E assicura: “Il Signore è stato tanto generoso, non mancherà la sua promessa. Però noi dobbiamo chiedere, bussare alla porta del Suo cuore”. Anche perché c’è il brutto “pericolo” di attaccarsi ai soldi. “Quando una Congregazione vede che non ha figli e nipoti e incomincia a essere più piccola, si attacca ai soldi. E voi sapete che i soldi sono lo sterco del diavolo… Quando non posso avere la grazia di aver e vocazioni si pensa che i soldi che salveranno la vita, la vecchiaia…”. Così non c’è speranza, afferma il Pontefice. “La speranza è solo nel Signore, i soldi non te la daranno mai. Anzi ti buttano solo giù”.
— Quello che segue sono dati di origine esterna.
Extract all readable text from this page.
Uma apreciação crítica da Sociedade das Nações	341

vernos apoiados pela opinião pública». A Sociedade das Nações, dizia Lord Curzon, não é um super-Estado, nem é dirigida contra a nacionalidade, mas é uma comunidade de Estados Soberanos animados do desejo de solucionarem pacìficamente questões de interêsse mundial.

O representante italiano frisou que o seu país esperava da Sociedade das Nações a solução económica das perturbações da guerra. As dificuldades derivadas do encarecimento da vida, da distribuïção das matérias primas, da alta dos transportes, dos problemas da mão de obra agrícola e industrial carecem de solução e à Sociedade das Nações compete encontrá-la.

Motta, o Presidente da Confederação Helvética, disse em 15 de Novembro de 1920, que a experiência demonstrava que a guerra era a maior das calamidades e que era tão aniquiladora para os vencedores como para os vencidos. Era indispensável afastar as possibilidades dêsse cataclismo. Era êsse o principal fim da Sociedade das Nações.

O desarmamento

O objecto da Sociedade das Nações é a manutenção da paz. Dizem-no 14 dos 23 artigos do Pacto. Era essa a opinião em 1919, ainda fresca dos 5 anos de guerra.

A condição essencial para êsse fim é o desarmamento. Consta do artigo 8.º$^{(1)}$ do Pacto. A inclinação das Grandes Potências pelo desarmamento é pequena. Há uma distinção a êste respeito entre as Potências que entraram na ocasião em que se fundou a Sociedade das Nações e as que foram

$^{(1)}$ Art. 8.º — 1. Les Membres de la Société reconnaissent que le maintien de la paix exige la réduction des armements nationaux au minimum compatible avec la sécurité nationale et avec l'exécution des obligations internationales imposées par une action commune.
Prima di concludere, il Vescovo di Roma esprime la propria gratitudine per il contributo offerto dai consacrati. Soprattutto le consacrate: “Cosa sarebbe la Chiesa se non ci fossero le suore?”, esclama. Ricorda quindi i tanti “uomini e donne che hanno dato la vita” in ospedali, collegi, parrocchie, quartieri. “Quando tu vai in un cimitero – dice – e vedi che ci sono tanti missionari morti e tante suore morte a 40 anni perché hanno preso le malattie in Africa, che le febbri di quei paesi gli hanno bruciato la vita, dici: ‘Questi sono Santi, sono semi’. Allora dobbiamo dire al Signore che scenda su questi cimiteri e veda cosa hanno fatto i nostri antenati e ci dia più vocazioni perché ne abbiamo bisogno”.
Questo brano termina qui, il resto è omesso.